Yawn-fest. (“Contradiction” #14 is basically the same, so I’m lumping it. If you want to look at those numbers, check out the poster.)

Ezra 2:15
the people of Adin, four hundred and fifty-four;

Nehemiah 7:20
The children of Adin, six hundred fifty and five.

Ezra’s story begins with King Nebuchadnezzar dead, and King Cyrus sympathetic. A remnant of the Jews return to Jerusalem to rebuild. Ezra takes attendance. Decades later, Nehemiah is among those who survived captivity under Nebuchadnezzar, and has the same idea. The numbers for many of the families listed are the same, some differ.

There are probably a dozen possible explanations for why some of the numbers differ, and no way of knowing which is the right one.

Many commentators simply acknowledge that it’s probably the result of a copy error. Matthew Henry, for example:

“… therefore what differences there are we may suppose to arise either from the mistakes of transcribers, which easily happen in numbers, or from the diversity of the copies from which they were taken.”

The Bible, after all, was not originally written in English. When believers assert that scripture is inspired of God and, thus, infallible, we do not – when it comes down to it – mean that any translation undertaken by anyone is infallible. Where such a copy error may have crept in is difficult to know, and not really that interesting … to me, at least.

Other solutions have been suggested, of course. Matthew Henry’s commentary on the passage from Nehemiah continues:

“Or perhaps one was the account of them when they set out from Babylon with Zerubbabel, the other when they came to Jerusalem.”

Clark’s commentary on the Ezra passage recommends a third source:

“There are many difficulties in this table of names; but as we have no less than three copies of it, that contained here from Ezra 2:1-67, a second in Nehemiah 7:6-69, and a third in 1 Esdras 5:7-43, on a careful examination they will be found to correct each other.”

Esdras is an ancient Greek translation of Ezra that differs in small part from the book of Ezra. It is not considered scripture by most of the Church, but is considered historically useful. Clark suggests that where Ezra and Nehemiah disagree (presumably due to copy error), Esdras be consulted as the tie-breaker.

Poole’s commentary suggests that some gave their names that they would return to Jerusalem but changed their minds, fell ill, died, etc. and did not go, or did not make it all the way through. Others may have taken wives or had children between registering for the trip and arriving. Life happens.
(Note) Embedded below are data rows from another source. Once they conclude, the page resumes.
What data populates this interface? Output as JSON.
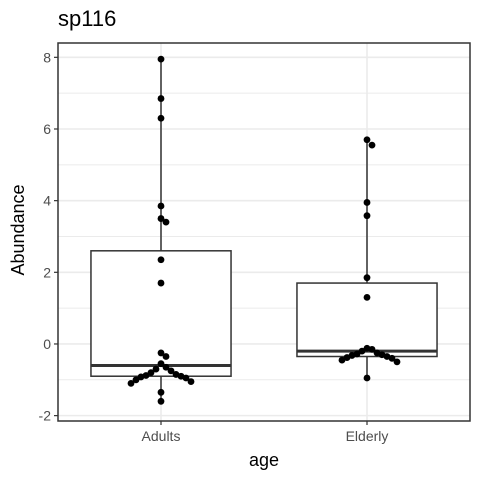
{
  "chart_data": {
    "type": "box",
    "title": "sp116",
    "xlabel": "age",
    "ylabel": "Abundance",
    "categories": [
      "Adults",
      "Elderly"
    ],
    "ylim": [
      -2.15,
      8.4
    ],
    "yticks": [
      -2,
      0,
      2,
      4,
      6,
      8
    ],
    "grid": true,
    "boxes": [
      {
        "category": "Adults",
        "q1": -0.9,
        "median": -0.6,
        "q3": 2.6,
        "whisker_low": -1.6,
        "whisker_high": 7.95
      },
      {
        "category": "Elderly",
        "q1": -0.35,
        "median": -0.2,
        "q3": 1.7,
        "whisker_low": -0.95,
        "whisker_high": 5.7
      }
    ],
    "points": [
      {
        "category": "Adults",
        "values": [
          7.95,
          6.85,
          6.3,
          3.85,
          3.5,
          3.4,
          2.35,
          1.7,
          -0.25,
          -0.35,
          -0.55,
          -0.65,
          -0.7,
          -0.75,
          -0.8,
          -0.85,
          -0.88,
          -0.9,
          -0.92,
          -0.95,
          -1.0,
          -1.05,
          -1.1,
          -1.35,
          -1.6
        ]
      },
      {
        "category": "Elderly",
        "values": [
          5.7,
          5.55,
          3.95,
          3.58,
          1.85,
          1.3,
          -0.12,
          -0.15,
          -0.2,
          -0.25,
          -0.28,
          -0.3,
          -0.32,
          -0.35,
          -0.38,
          -0.4,
          -0.45,
          -0.5,
          -0.95
        ]
      }
    ],
    "colors": {
      "panel_border": "#333333",
      "grid": "#ebebeb",
      "points": "#000000",
      "box": "#333333"
    }
  }
}
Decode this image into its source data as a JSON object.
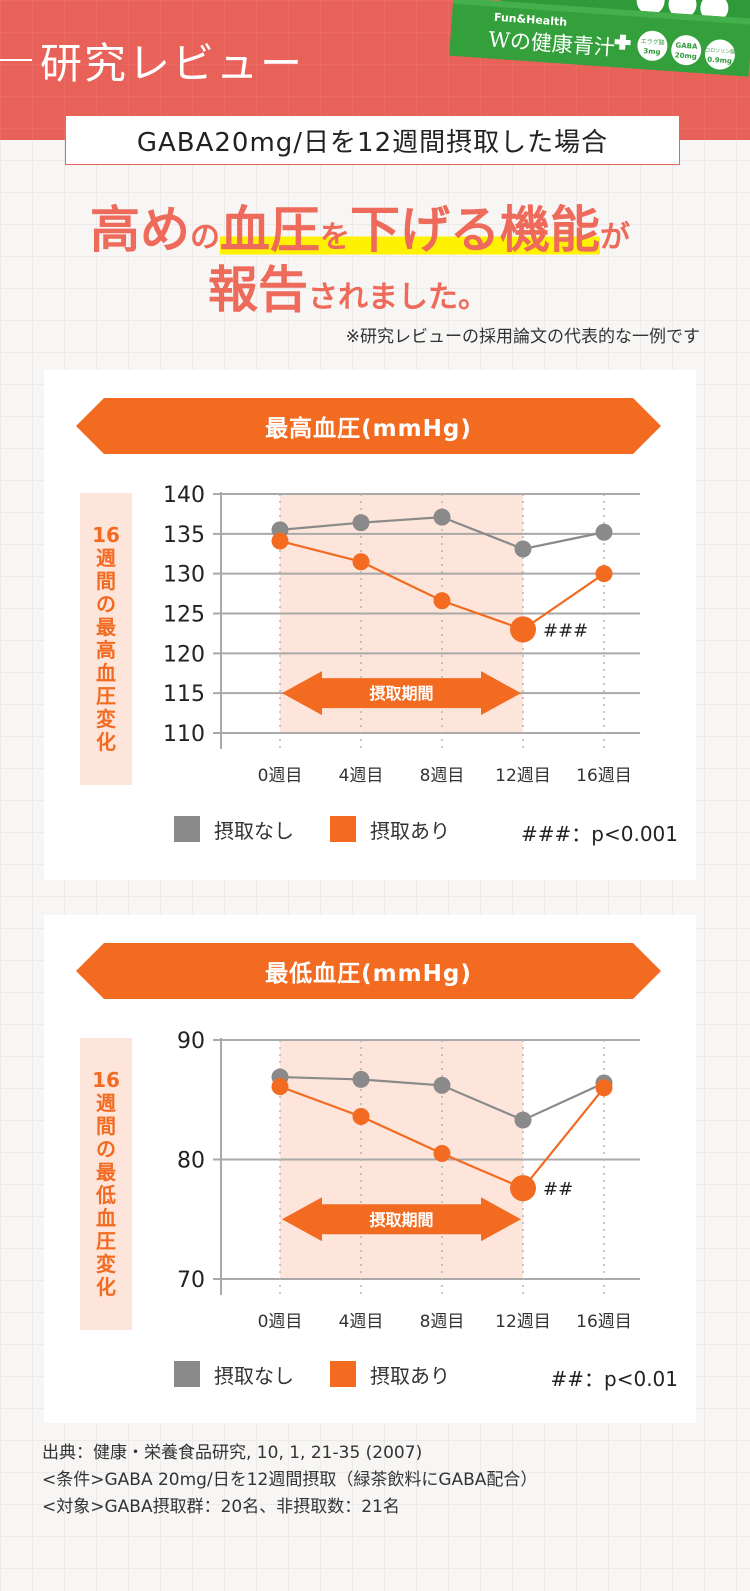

We know very little about the records – how many were taken, when they were taken, if copies were made, etc. How we read them thousands of years and dozens of lingual translations later depends largely on what we want to see. We can read for wisdom and instruction, and any number of explanations become plausible, or we can interpret “vague” as “damning,” and refuse to see the forest for the trees.